(L-R) Dodger Manager Walter Alston; Tokyo Yomiuri Giants Manager Tetsuharu Kawakami. Alston won four World Championships for the Dodgers and was elected to the Baseball Hall of Fame in 1983. Kawakami managed the Giants to nine consecutive Japan Series championships and was inducted into the Japan Baseball Hall of Fame in 1965.

Biography

Tetsuharu Kawakami

Tetsuharu Kawakami was the Tokyo Yomiuri Giants Manager from 1961-1974, following his 18-year playing career as a left-handed hitting and fielding first baseman, where he was a member of 4 Japan Series winners. Kawakami was on teams that won 8 more Japanese Professional Baseball League titles, prior to the inauguration of the Japan Series in 1950. He was inducted into the Japan Baseball Hall of Fame in 1965 and known as the “God of Hitting”. Kawakami led the 1961 Giants to train at Dodgertown, Vero Beach, Florida and he started his friendship with Peter O’Malley who was responsible for the Giants’ schedule and all arrangements from their arrival to departure. The Giants, under Kawakami’s leadership, won 11 Japan Series championships, including 9 consecutive titles from 1965-1973. In 1966, when the Dodgers traveled to Japan for their second Goodwill Tour, Kawakami in appreciation presented Peter with a Katana (Japanese longsword) that was made in the 1600s. Kawakami’s Giants defeated the Dodgers four of the seven games in Japan. 

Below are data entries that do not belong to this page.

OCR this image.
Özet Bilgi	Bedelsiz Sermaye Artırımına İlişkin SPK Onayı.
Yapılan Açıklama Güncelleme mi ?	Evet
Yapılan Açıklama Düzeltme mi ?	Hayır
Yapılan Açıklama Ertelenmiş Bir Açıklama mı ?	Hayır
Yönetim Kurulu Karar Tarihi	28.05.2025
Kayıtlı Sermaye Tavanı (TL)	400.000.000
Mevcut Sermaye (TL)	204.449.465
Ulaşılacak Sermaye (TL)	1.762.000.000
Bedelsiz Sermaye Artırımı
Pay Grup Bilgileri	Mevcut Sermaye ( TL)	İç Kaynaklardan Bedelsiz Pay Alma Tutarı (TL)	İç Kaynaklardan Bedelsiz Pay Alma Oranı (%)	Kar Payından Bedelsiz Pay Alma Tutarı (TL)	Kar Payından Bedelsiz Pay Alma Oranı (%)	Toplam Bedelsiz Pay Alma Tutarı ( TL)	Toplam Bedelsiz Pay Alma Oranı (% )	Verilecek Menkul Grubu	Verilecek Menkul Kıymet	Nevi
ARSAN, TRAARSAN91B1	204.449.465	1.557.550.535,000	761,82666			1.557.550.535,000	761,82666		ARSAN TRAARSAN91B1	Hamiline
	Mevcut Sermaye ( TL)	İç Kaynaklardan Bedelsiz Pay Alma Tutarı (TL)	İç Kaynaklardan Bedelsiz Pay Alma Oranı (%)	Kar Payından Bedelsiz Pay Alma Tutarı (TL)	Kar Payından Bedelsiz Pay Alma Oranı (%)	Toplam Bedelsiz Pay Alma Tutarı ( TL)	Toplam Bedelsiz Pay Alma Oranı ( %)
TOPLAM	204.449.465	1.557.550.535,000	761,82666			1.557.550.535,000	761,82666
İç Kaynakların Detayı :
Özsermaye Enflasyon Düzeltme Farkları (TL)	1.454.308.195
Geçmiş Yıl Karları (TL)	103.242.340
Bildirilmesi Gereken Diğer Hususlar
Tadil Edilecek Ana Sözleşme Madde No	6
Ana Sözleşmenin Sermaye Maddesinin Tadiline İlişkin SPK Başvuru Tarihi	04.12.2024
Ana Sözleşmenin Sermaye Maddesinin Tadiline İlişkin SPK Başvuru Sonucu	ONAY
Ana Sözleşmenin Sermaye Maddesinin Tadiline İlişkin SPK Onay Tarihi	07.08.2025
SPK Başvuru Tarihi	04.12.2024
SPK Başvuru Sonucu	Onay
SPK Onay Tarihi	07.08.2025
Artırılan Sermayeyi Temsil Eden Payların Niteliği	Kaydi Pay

In presenting the Katana, Kawakami also gave Peter powder, reminding him to apply and rub it on the sword every day! The sword is from the mid-Edo period (1650-1784) and based on a design by a legendary blacksmith Kuninaga (1329-1346). The blade, 72.7 cm in length, is a representative example of work from the Mino Seki School. These swords exhibit a flowing wood-grain pattern with a whitish sheen to the steel. The hamon, or tempered edge, is made up of ko nie (martensite) executed in an undulating pattern, and is as sharp as any razor. Made in the 1600s, the tang was shortened slightly sometime after its creation, yet a signature remains bearing the two characters of its maker, Kuninaga. The blade was presented with its mount from the 1800s. As blades were often handed down from generation to generation in samurai families, it was not uncommon to have them remounted to reflect each new owner’s personal taste.

In July, 2001, Peter and Hall of Fame Dodger Manager Tommy Lasorda spent time with Kawakami and Tokyo Yomiuri Giants Manager Shigeo Nagashima in Tokyo. In 1937, Kawakami’s high school team (Kumamoto Tech) played in the Koshien tournament and lost in the championship game. He took a handful of dirt and put it in his uniform pocket to savor the memory. That started the tradition of high school players scooping “the dirt of Koshien” as a memento of their time, however brief, on the hallowed Koshien Stadium field. Kawakami, whose number 16 is retired by the Tokyo Yomiuri Giants, passed on October 28, 2013 at the age of 93.